Early Imaging Biomarker of Myocardial Glucose Adaptations in High-Fat-Diet-Induced Insulin Resistance Model by Using (18)F-FDG PET and [U-(13)C]glucose Nuclear Magnetic Resonance Tracer

BACKGROUND: High-fat diet (HFD) induces systemic insulin resistance leading to myocardial dysfunction. We aim to characterize the early adaptations of myocardial glucose utility to HFD-induced insulin resistance. METHODS: Male Sprague–Dawley rats were assigned into two groups, fed a regular chow diet or HFD ad libitum for 10 weeks. We used in vivo imaging of cardiac magnetic resonance (CMR), (18)F-FDG PET, and ex vivo nuclear magnetic resonance (NMR) metabolomic analysis for the carbon-13-labeled glucose ([U-(13)C]Glc) perfused myocardium. RESULTS: As compared with controls, HFD rats had a higher ejection fraction and a smaller left ventricular end-systolic volume (P < 0.05), with SUV(max) of myocardium on (18)F-FDG PET significantly increased in 4 weeks (P < 0.005).

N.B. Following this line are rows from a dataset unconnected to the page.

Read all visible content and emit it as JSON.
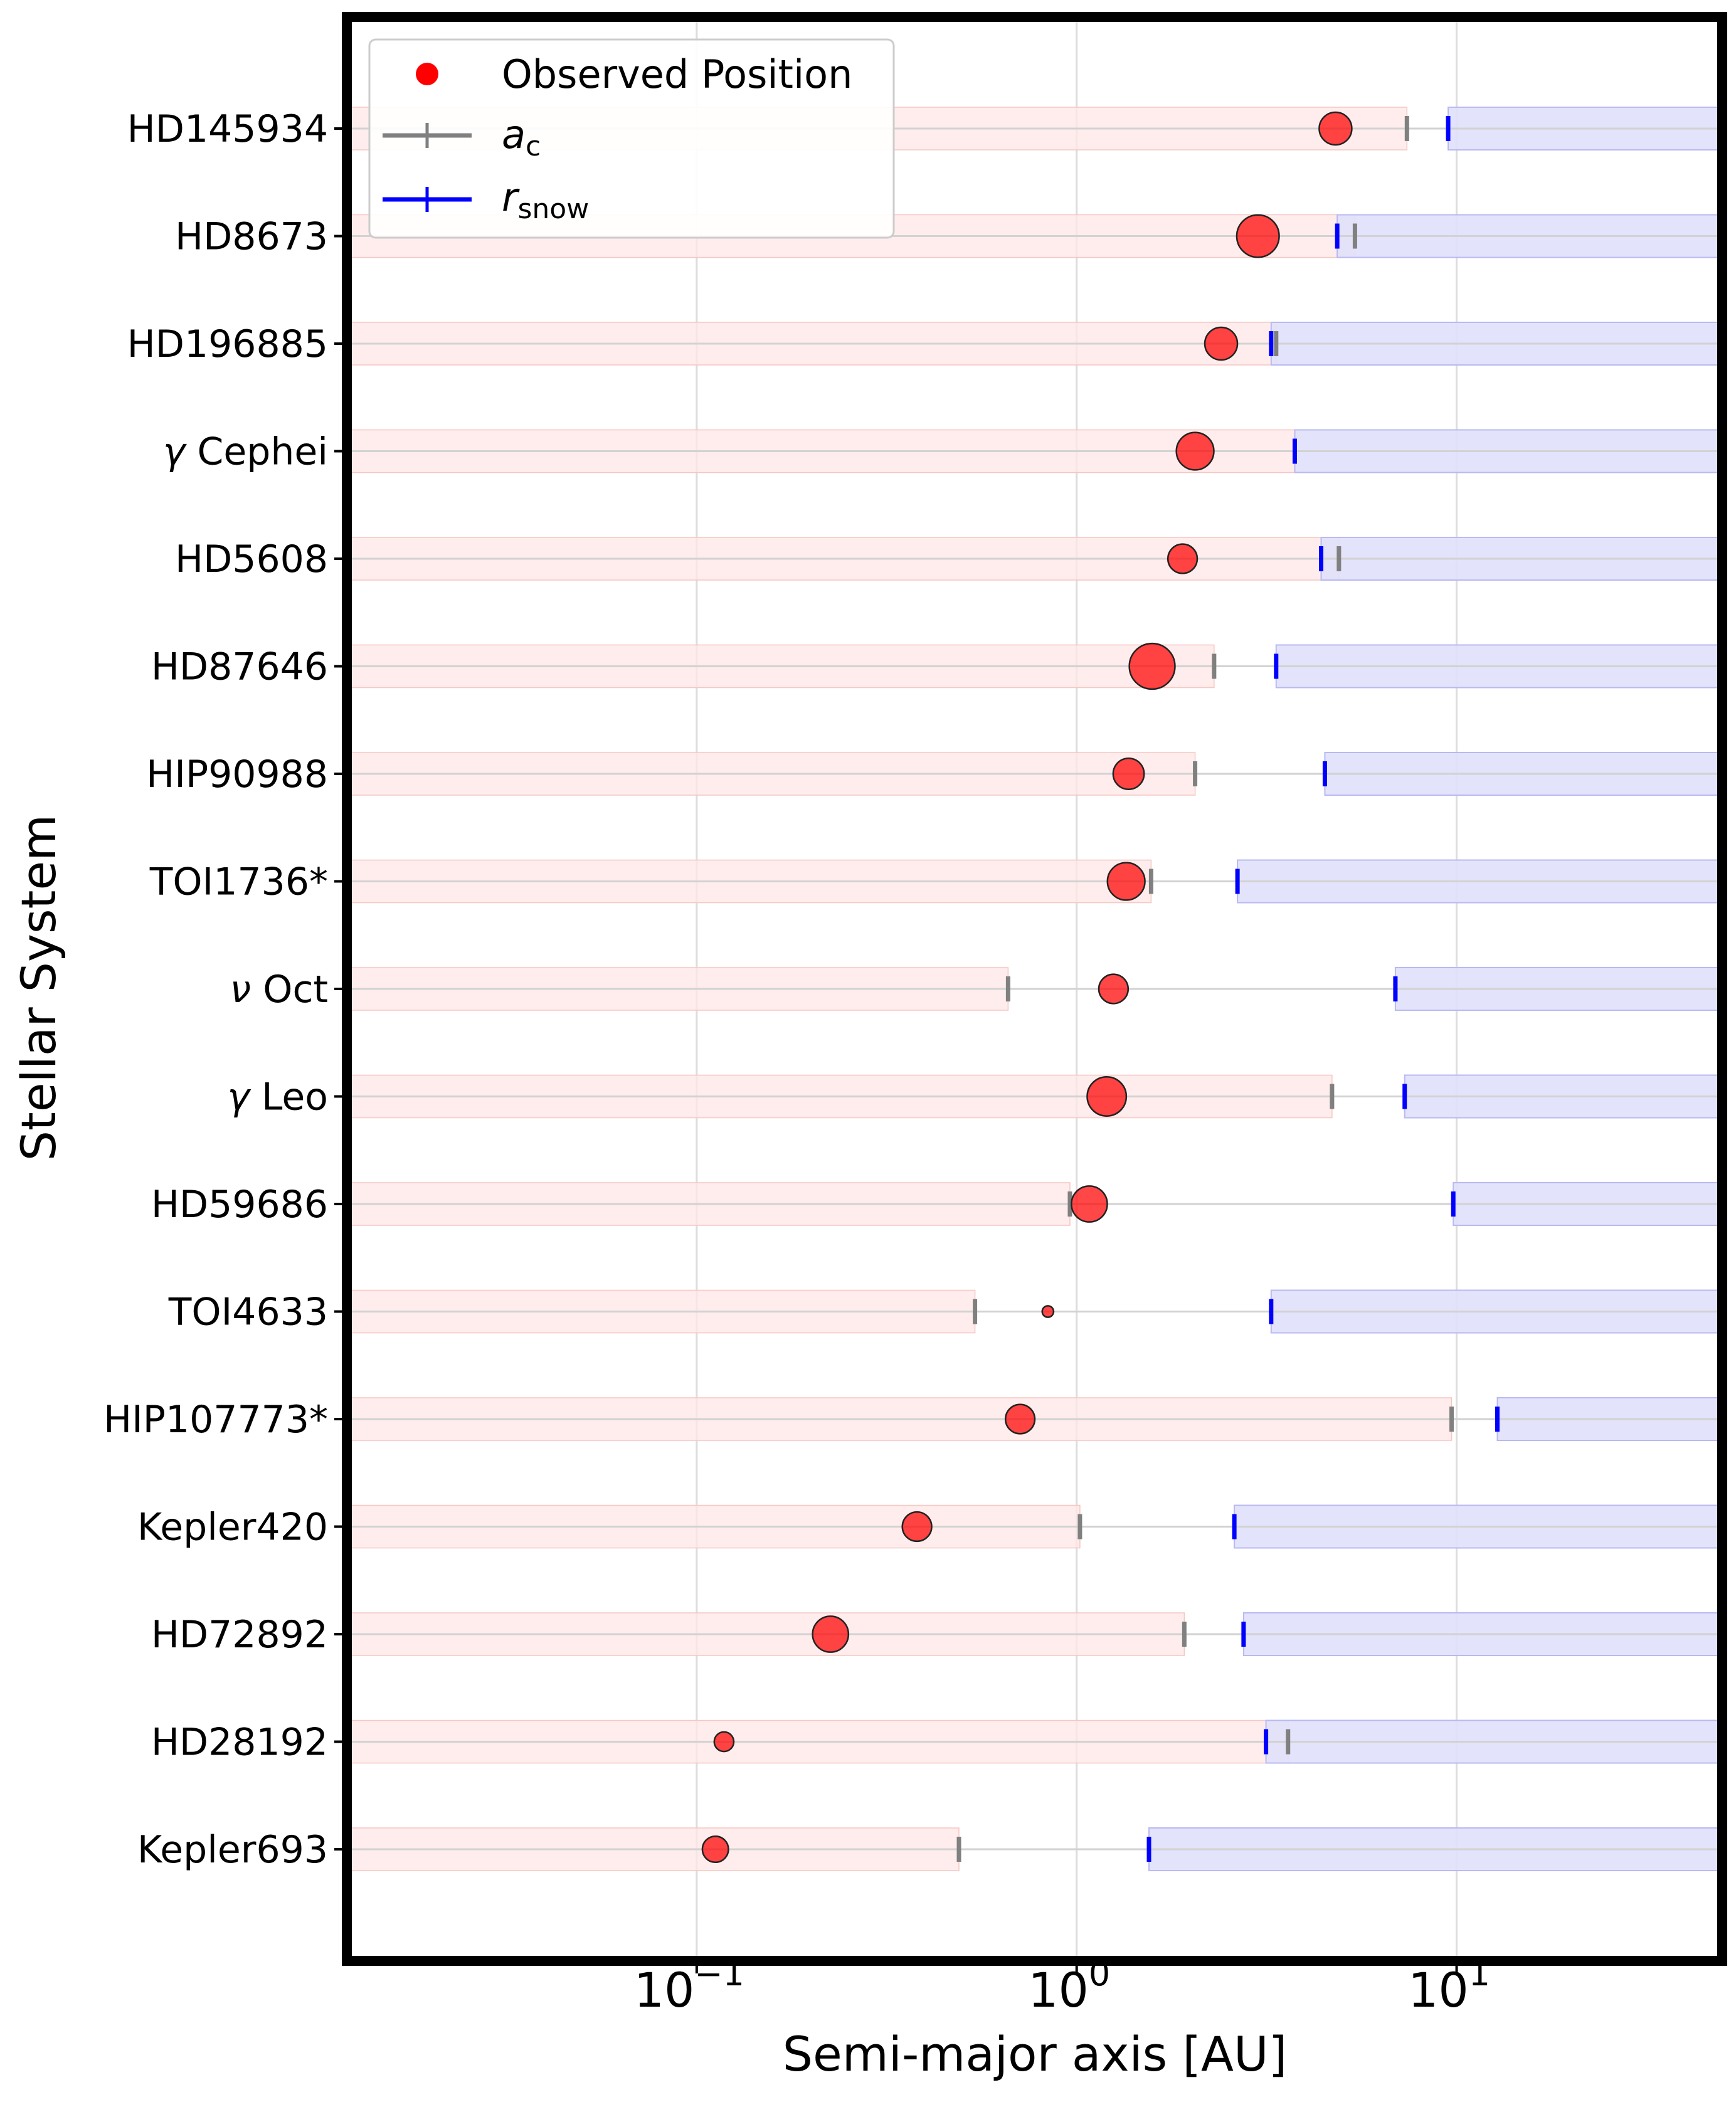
{
  "chart_data": {
    "type": "scatter",
    "xscale": "log",
    "xlim": [
      0.012,
      50
    ],
    "xlabel": "Semi-major axis [AU]",
    "ylabel": "Stellar System",
    "xticks": [
      {
        "value": 0.1,
        "base": "10",
        "exp": "−1"
      },
      {
        "value": 1,
        "base": "10",
        "exp": "0"
      },
      {
        "value": 10,
        "base": "10",
        "exp": "1"
      }
    ],
    "grid": "vertical",
    "legend": {
      "position": "top-left",
      "entries": [
        {
          "key": "observed",
          "label": "Observed Position",
          "color": "#ff0000"
        },
        {
          "key": "ac",
          "label_main": "a",
          "label_sub": "c",
          "color": "#808080"
        },
        {
          "key": "rsnow",
          "label_main": "r",
          "label_sub": "snow",
          "color": "#0000ff"
        }
      ]
    },
    "colors": {
      "observed": "#ff0000",
      "ac": "#808080",
      "rsnow": "#0000ff",
      "inner_band": "#fde7e5",
      "outer_band": "#e0e0fb"
    },
    "systems": [
      {
        "label": "HD145934",
        "greek": "",
        "observed": 4.8,
        "ac": 7.4,
        "rsnow": 9.5,
        "size": 1.0
      },
      {
        "label": "HD8673",
        "greek": "",
        "observed": 3.0,
        "ac": 5.4,
        "rsnow": 4.85,
        "size": 1.3
      },
      {
        "label": "HD196885",
        "greek": "",
        "observed": 2.4,
        "ac": 3.35,
        "rsnow": 3.25,
        "size": 1.0
      },
      {
        "label": "Cephei",
        "greek": "γ",
        "observed": 2.05,
        "ac": 3.75,
        "rsnow": 3.75,
        "size": 1.15
      },
      {
        "label": "HD5608",
        "greek": "",
        "observed": 1.9,
        "ac": 4.9,
        "rsnow": 4.4,
        "size": 0.9
      },
      {
        "label": "HD87646",
        "greek": "",
        "observed": 1.58,
        "ac": 2.3,
        "rsnow": 3.35,
        "size": 1.4
      },
      {
        "label": "HIP90988",
        "greek": "",
        "observed": 1.37,
        "ac": 2.05,
        "rsnow": 4.5,
        "size": 0.95
      },
      {
        "label": "TOI1736*",
        "greek": "",
        "observed": 1.35,
        "ac": 1.57,
        "rsnow": 2.65,
        "size": 1.15
      },
      {
        "label": "Oct",
        "greek": "ν",
        "observed": 1.25,
        "ac": 0.66,
        "rsnow": 6.9,
        "size": 0.9
      },
      {
        "label": "Leo",
        "greek": "γ",
        "observed": 1.2,
        "ac": 4.7,
        "rsnow": 7.3,
        "size": 1.2
      },
      {
        "label": "HD59686",
        "greek": "",
        "observed": 1.08,
        "ac": 0.96,
        "rsnow": 9.8,
        "size": 1.1
      },
      {
        "label": "TOI4633",
        "greek": "",
        "observed": 0.84,
        "ac": 0.54,
        "rsnow": 3.25,
        "size": 0.35
      },
      {
        "label": "HIP107773*",
        "greek": "",
        "observed": 0.71,
        "ac": 9.7,
        "rsnow": 12.8,
        "size": 0.9
      },
      {
        "label": "Kepler420",
        "greek": "",
        "observed": 0.38,
        "ac": 1.02,
        "rsnow": 2.6,
        "size": 0.9
      },
      {
        "label": "HD72892",
        "greek": "",
        "observed": 0.225,
        "ac": 1.92,
        "rsnow": 2.75,
        "size": 1.1
      },
      {
        "label": "HD28192",
        "greek": "",
        "observed": 0.118,
        "ac": 3.6,
        "rsnow": 3.15,
        "size": 0.6
      },
      {
        "label": "Kepler693",
        "greek": "",
        "observed": 0.112,
        "ac": 0.49,
        "rsnow": 1.55,
        "size": 0.8
      }
    ]
  }
}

The [U-(13)C]Glc probed the increased glucose uptake being metabolized into pyruvate and acetyl-CoA, undergoing oxidative phosphorylation via the tricarboxylic acid (TCA) cycle, and then synthesized into glutamic acid and glutamine, associated with overexpressed LC3B (P < 0.05). CONCLUSIONS: HFD-induced IR associated with increased glucose utility undergoing oxidative phosphorylation via the TCA cycle in the myocardium is supported by overexpression of glucose transporter, acetyl-CoA synthase. Noninvasive imaging biomarker has potentials in detecting the metabolic perturbations prior to the decline of the left ventricular function.